MASIH PERTAHANKAN CARA TRADISIONAL
AMBULU – Ditengah modernisasi, perajin terasi di kawasan Payangan Dusun Watu Ulo Desa Sumberejo Kecamatan Ambulu masih mempertahankan cara tradisional. Home industry terasi Payangan masih banyak mengunakan lesung untuk menumbuk udang hingga halus.
Kurang lebih ada sepuluh titik pengolahan terasi skala kecil di daerah ini. Umumnya, pemilik usaha mempekerjakan lima sampai sepuluh buruh lepas untuk mengolah udang jadi terasi. Mulai dari menjemur udang sebagai bahan baku, menghaluskan, menjemur lagi, dan pada akhirnya jadi batangan terasi. “Satu kuintal terasi upahnya Rp 200 ribu. Uang itu dibagi dengan berapa banyak orang yang bekerja,” ujar Busari, salah seorang buruh lepas terasi di Payangan.

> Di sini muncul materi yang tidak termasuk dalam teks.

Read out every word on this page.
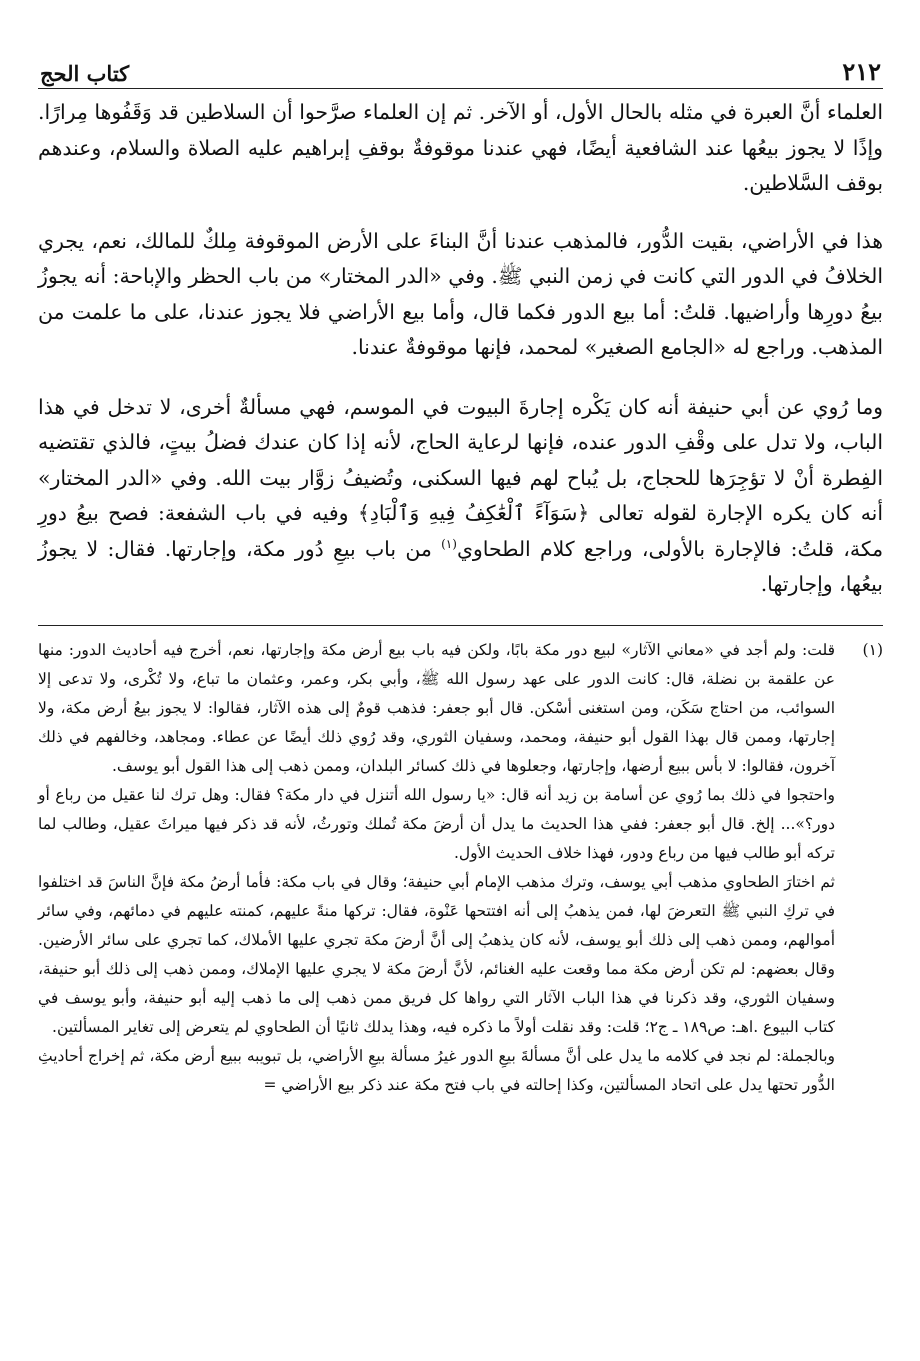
٢١٢
كتاب الحج

العلماء أنَّ العبرة في مثله بالحال الأول، أو الآخر. ثم إن العلماء صرَّحوا أن السلاطين قد وَقَفُوها مِرارًا. وإذًا لا يجوز بيعُها عند الشافعية أيضًا، فهي عندنا موقوفةٌ بوقفِ إبراهيم عليه الصلاة والسلام، وعندهم بوقف السَّلاطين.

هذا في الأراضي، بقيت الدُّور، فالمذهب عندنا أنَّ البناءَ على الأرض الموقوفة مِلكٌ للمالك، نعم، يجري الخلافُ في الدور التي كانت في زمن النبي ﷺ. وفي «الدر المختار» من باب الحظر والإباحة: أنه يجوزُ بيعُ دورِها وأراضيها. قلتُ: أما بيع الدور فكما قال، وأما بيع الأراضي فلا يجوز عندنا، على ما علمت من المذهب. وراجع له «الجامع الصغير» لمحمد، فإنها موقوفةٌ عندنا.

وما رُوي عن أبي حنيفة أنه كان يَكْره إجارةَ البيوت في الموسم، فهي مسألةٌ أخرى، لا تدخل في هذا الباب، ولا تدل على وقْفِ الدور عنده، فإنها لرعاية الحاج، لأنه إذا كان عندك فضلُ بيتٍ، فالذي تقتضيه الفِطرة أنْ لا تؤجِرَها للحجاج، بل يُباح لهم فيها السكنى، وتُضيفُ زوَّار بيت الله. وفي «الدر المختار» أنه كان يكره الإجارة لقوله تعالى ﴿سَوَآءً ٱلْعَٰكِفُ فِيهِ وَٱلْبَادِ﴾ وفيه في باب الشفعة: فصح بيعُ دورِ مكة، قلتُ: فالإجارة بالأولى، وراجع كلام الطحاوي$^{(١)}$ من باب بيعِ دُور مكة، وإجارتها. فقال: لا يجوزُ بيعُها، وإجارتها.

(١)

قلت: ولم أجد في «معاني الآثار» لبيع دور مكة بابًا، ولكن فيه باب بيع أرض مكة وإجارتها، نعم، أخرج فيه أحاديث الدور: منها عن علقمة بن نضلة، قال: كانت الدور على عهد رسول الله ﷺ، وأبي بكر، وعمر، وعثمان ما تباع، ولا تُكْرى، ولا تدعى إلا السوائب، من احتاج سَكَن، ومن استغنى أسْكن. قال أبو جعفر: فذهب قومٌ إلى هذه الآثار، فقالوا: لا يجوز بيعُ أرض مكة، ولا إجارتها، وممن قال بهذا القول أبو حنيفة، ومحمد، وسفيان الثوري، وقد رُوي ذلك أيضًا عن عطاء. ومجاهد، وخالفهم في ذلك آخرون، فقالوا: لا بأس ببيع أرضها، وإجارتها، وجعلوها في ذلك كسائر البلدان، وممن ذهب إلى هذا القول أبو يوسف.

واحتجوا في ذلك بما رُوي عن أسامة بن زيد أنه قال: «يا رسول الله أتنزل في دار مكة؟ فقال: وهل ترك لنا عقيل من رباع أو دور؟»... إلخ. قال أبو جعفر: ففي هذا الحديث ما يدل أن أرضَ مكة تُملك وتورثُ، لأنه قد ذكر فيها ميراثَ عقيل، وطالب لما تركه أبو طالب فيها من رباع ودور، فهذا خلاف الحديث الأول.

ثم اختارَ الطحاوي مذهب أبي يوسف، وترك مذهب الإمام أبي حنيفة؛ وقال في باب مكة: فأما أرضُ مكة فإنَّ الناسَ قد اختلفوا في تركِ النبي ﷺ التعرضَ لها، فمن يذهبُ إلى أنه افتتحها عَنْوة، فقال: تركها منةً عليهم، كمنته عليهم في دمائهم، وفي سائر أموالهم، وممن ذهب إلى ذلك أبو يوسف، لأنه كان يذهبُ إلى أنَّ أرضَ مكة تجري عليها الأملاك، كما تجري على سائر الأرضين. وقال بعضهم: لم تكن أرض مكة مما وقعت عليه الغنائم، لأنَّ أرضَ مكة لا يجري عليها الإملاك، وممن ذهب إلى ذلك أبو حنيفة، وسفيان الثوري، وقد ذكرنا في هذا الباب الآثار التي رواها كل فريق ممن ذهب إلى ما ذهب إليه أبو حنيفة، وأبو يوسف في كتاب البيوع .اهـ: ص١٨٩ ـ ج٢؛ قلت: وقد نقلت أولاً ما ذكره فيه، وهذا يدلك ثانيًا أن الطحاوي لم يتعرض إلى تغاير المسألتين.

وبالجملة: لم نجد في كلامه ما يدل على أنَّ مسألةَ بيعِ الدور غيرُ مسألة بيعِ الأراضي، بل تبويبه ببيع أرض مكة، ثم إخراج أحاديثِ الدُّور تحتها يدل على اتحاد المسألتين، وكذا إحالته في باب فتح مكة عند ذكر بيع الأراضي =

Dari kisaran sepuluh lokasi produksi terasi itu, 75 persen masih menggunakan cara tradisional atau manual. Yaitu menghaluskan udang dengan cara menumbuknya di lesung. Sedangkan sisanya, sudah menggunakan peralatan mesin giling.
Juarni, 60, termasuk perajin terasi yang masih menggunakan metode manual. Warga Payangan yang mengaku sudah 30 tahun menekuni pengolahan terasi itu menuturkan, dengan cara ditumbuk, para pekerja bisa membuat satu keranjang udang menjadi terasi dalam tempo dua hari. “Jadi mulai dijemur, kemudian ditumbuk, lantas dijemur lagi, sampai siap dicetak menjadi terasi batangan itu butuh waktu dua hari,” ujarnya.
Proses penumbukan itu membutuhkan waktu kisaran dua jam setiap satu keranjang jika dikerjakan oleh sepuluh orang. Sementara itu, jika penghalusan mengandalkan mesin giling, dengan jumlah udang yang sama hanya membutuhkan waktu tidak lebih dari 15 menit.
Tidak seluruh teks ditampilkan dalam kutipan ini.